You can ignore the output.

In [2]:
# Install (if needed)
!pip install pandas
!pip install requests

# Import
import csv
import pandas as pd
import requests

print("Done.")

Done.


### Read the input file 1 (documents)

In [3]:
article_df = pd.read_csv(input_file_articles, quotechar='"', encoding='utf8', doublequote=True, quoting=csv.QUOTE_NONNUMERIC, dtype=object)
print("Preview of the article list:")
article_df

Preview of the article list:


Unnamed: 0,Article
0,Search engine privacy
1,Member Berries
2,Real-name system
3,CSipSimple
4,Spam blog
5,Worldwide Protests for Free Expression in Bang...
6,FTC fair information practice
7,Spam mass


### Read the input file 2 (words)

In [4]:
word_df = pd.read_csv(input_file_words, quotechar='"', encoding='utf8', doublequote=True, quoting=csv.QUOTE_NONNUMERIC, dtype=object)
print("Preview of the word list:")
word_df

Preview of the word list:


Unnamed: 0,text,type,count-occurences-total,count-documents
0,congress,ORG,5,3
1,the united states,GPE,4,3
2,yahoo,ORG,19,2
3,europe,LOC,2,2
4,the european union,ORG,2,2
5,google,ORG,28,1
6,ftc,ORG,10,1
7,aol,ORG,7,1
8,doubleclick,PERSON,5,1
9,oecd,ORG,5,1


### Harvest Wikipedia

In [5]:
# Index the terms
terms = set()
for index, row in word_df.iterrows():
  terms.add(row[words_text_column])

# Make a dump for security
dump_filename = "dump-data.csv"

# Define an empty dataframe for the output datafile
df = pd.DataFrame(columns=['Page','OldRevision_Url','Time','Term'])

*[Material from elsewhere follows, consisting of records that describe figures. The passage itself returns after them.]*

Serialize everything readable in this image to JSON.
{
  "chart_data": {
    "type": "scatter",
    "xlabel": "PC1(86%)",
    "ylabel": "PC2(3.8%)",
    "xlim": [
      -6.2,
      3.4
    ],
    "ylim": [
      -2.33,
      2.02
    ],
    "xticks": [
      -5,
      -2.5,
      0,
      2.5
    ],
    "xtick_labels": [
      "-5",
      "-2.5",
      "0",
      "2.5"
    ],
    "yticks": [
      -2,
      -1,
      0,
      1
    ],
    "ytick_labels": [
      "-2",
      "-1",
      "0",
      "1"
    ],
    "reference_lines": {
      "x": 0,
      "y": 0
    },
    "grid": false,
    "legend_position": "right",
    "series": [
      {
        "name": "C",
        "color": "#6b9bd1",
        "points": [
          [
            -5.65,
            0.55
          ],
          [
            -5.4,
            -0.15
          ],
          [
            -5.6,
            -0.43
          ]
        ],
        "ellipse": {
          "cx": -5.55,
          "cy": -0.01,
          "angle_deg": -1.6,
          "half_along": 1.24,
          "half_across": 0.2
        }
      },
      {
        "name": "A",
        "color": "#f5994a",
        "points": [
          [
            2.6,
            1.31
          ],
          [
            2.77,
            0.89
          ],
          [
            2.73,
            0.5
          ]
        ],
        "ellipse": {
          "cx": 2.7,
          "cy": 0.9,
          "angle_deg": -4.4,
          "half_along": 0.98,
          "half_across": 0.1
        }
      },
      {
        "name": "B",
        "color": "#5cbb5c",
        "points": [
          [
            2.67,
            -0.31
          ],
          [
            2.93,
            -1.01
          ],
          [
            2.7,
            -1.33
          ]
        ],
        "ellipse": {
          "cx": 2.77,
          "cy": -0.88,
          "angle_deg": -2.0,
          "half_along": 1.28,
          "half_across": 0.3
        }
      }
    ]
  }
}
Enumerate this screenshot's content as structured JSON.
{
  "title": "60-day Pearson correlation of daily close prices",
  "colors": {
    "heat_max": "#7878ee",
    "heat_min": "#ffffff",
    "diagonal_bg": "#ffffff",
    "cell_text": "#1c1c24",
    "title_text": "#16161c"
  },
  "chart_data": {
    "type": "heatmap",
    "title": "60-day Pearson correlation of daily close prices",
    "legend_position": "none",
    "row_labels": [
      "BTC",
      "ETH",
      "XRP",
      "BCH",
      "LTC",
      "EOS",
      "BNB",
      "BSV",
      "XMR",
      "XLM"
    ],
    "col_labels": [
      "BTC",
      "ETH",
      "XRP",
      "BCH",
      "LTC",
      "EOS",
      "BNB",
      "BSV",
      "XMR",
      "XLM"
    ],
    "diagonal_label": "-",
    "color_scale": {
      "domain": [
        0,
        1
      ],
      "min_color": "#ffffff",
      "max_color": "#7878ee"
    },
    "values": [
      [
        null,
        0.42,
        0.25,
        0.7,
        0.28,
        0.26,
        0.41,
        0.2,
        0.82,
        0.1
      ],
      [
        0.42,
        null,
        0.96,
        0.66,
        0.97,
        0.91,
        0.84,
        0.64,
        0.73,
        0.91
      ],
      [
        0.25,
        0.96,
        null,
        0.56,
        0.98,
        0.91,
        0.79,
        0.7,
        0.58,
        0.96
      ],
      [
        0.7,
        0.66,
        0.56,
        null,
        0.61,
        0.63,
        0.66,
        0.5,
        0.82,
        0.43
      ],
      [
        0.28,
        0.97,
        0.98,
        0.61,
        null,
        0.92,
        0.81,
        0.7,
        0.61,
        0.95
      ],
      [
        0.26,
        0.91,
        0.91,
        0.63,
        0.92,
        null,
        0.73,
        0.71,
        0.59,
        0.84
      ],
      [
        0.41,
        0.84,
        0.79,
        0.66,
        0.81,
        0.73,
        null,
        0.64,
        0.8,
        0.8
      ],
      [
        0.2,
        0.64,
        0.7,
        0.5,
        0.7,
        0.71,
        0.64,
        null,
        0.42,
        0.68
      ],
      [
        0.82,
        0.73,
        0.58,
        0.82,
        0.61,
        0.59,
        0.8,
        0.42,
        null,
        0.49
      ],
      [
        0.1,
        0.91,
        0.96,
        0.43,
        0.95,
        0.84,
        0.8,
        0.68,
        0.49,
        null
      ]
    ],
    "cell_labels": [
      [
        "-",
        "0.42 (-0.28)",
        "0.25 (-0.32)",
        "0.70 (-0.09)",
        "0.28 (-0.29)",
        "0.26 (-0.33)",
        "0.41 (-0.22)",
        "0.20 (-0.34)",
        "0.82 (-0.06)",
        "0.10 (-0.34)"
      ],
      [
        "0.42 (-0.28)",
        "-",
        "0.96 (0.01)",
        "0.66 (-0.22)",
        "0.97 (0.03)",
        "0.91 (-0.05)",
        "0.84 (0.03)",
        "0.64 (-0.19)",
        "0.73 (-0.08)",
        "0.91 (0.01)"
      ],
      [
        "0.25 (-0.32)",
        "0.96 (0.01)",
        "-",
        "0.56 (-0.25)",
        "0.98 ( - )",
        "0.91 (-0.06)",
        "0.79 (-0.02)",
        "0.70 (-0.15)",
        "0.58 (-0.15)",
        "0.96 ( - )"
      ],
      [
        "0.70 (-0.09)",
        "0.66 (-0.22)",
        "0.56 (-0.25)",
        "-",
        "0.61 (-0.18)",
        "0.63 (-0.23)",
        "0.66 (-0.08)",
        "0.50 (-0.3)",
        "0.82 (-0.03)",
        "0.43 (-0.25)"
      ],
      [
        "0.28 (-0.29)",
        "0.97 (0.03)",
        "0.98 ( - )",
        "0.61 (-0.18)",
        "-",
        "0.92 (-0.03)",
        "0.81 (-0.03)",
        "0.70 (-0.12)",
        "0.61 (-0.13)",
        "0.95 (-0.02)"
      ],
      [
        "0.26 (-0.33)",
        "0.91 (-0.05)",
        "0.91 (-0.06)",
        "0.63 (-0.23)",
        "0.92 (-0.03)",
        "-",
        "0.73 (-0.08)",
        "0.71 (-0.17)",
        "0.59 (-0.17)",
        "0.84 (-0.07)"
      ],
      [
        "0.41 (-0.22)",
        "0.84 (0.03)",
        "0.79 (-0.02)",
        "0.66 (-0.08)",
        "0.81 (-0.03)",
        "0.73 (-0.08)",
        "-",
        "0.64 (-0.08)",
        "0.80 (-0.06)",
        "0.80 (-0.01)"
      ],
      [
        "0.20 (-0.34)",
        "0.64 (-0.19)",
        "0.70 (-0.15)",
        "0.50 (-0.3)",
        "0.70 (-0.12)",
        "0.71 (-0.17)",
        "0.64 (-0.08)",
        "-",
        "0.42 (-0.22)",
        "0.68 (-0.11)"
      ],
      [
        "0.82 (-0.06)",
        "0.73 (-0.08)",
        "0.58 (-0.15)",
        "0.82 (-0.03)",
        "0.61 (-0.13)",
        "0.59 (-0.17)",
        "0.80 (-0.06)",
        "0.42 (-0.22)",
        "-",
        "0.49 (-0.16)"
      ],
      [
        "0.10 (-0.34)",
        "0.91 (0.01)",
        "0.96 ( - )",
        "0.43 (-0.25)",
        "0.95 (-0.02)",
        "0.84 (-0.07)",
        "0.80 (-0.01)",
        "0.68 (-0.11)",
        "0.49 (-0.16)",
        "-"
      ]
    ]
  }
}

# Iterate over the list of pages
for title in article_df[article_name_column]:
  URL = "http://en.wikipedia.org/w/api.php" # we are going to call the API for English Wikipedia
  S = requests.Session()
    
  # Below some paramters for the API query. We are getting the ID and timestamp for each revision.
  PARAMS = {
    "action": "query",
    "prop": "revisions",
    "titles": title,
    "rvlimit": "500",
    "rvprop": "timestamp|ids|content",
    "rvdir": "newer",
    "rvstart": "2001-01-01"+"T00:00:00Z",
    "formatversion": "2",
    "format": "json"
  }

  R = S.get(url=URL, params=PARAMS)
  if R.status_code==404:
    print("The page does not exist")
  DATA = R.json()
  for each in DATA['query']['pages']:
    for revision in each['revisions']:
      for term in terms:
        if 'content' in revision.keys():
          row = [title,'https://en.wikipedia.org/w/index.php?title='+title+'&oldid='+str(revision['revid']),revision['timestamp']]
          # Search for the term
          if term.lower() in revision['content'].lower():
            # and add a result to the data output if the term is found
            row.append(term)
            df.loc[len(df)] = row

    # Dump the latest version of the reuslts
    df.to_csv(dump_filename)
    print('Queried another 500 revisions for ' + title + ' until '+revision['timestamp'])
  
  # When there are more than 500 revisions we need this addition to keep paging through the revisions.
  while 'continue' in DATA.keys():
    PARAMS = {
      "action": "query",
      "prop": "revisions",
      "titles": title,
      "rvlimit": "500",
      "rvprop": "timestamp|ids|content",
      "rvdir": "newer",
      "rvstart": "2001-01-01"+"T00:00:00Z",
      "formatversion": "2",
      "format": "json",
      "rvcontinue": DATA['continue']['rvcontinue']
    }

    R = S.get(url=URL, params=PARAMS)
    DATA = R.json()
    for each in DATA['query']['pages']:
      for revision in each['revisions']:
        for term in terms:
          if 'content' in revision.keys():
            row = [title,'https://en.wikipedia.org/w/index.php?title='+title+'&oldid='+str(revision['revid']),revision['timestamp']]
            #search for the term
            if term.lower() in revision['content'].lower():
              #and add a result to the data output if the term is found
              row.append(term)
              df.loc[len(df)] = row

    # Dump the latest version of the reuslts
    df.to_csv(dump_filename)
    print('Queried another 500 revisions for ' + title + ' until '+revision['timestamp'])

print('Done.')

Queried another 500 revisions for Search engine privacy until 2020-04-18T06:11:36Z
Queried another 500 revisions for Search engine privacy until 2021-12-01T17:34:12Z
Queried another 500 revisions for Member Berries until 2016-09-15T03:13:34Z
Queried another 500 revisions for Member Berries until 2016-09-18T19:58:16Z
Queried another 500 revisions for Member Berries until 2017-01-01T16:39:30Z
Queried another 500 revisions for Member Berries until 2022-01-27T18:22:38Z
Queried another 500 revisions for Real-name system until 2016-08-06T18:55:15Z
Queried another 500 revisions for Real-name system until 2019-04-16T15:13:54Z
Queried another 500 revisions for Real-name system until 2022-01-28T23:41:47Z
Queried another 500 revisions for CSipSimple until 2016-04-17T21:51:35Z
Queried another 500 revisions for CSipSimple until 2022-01-17T07:17:17Z
Queried another 500 revisions for Spam blog until 2005-12-08T08:01:17Z
Queried another 500 revisions for Spam blog until 2006-04-10T20:22:47Z
Queried an

### Save the CSV

In [7]:
try:
  df.to_csv(output_file, index = False, encoding='utf-8')
  print('Done.')
except IOError:
  print("/!\ Error while writing the output file")

Done.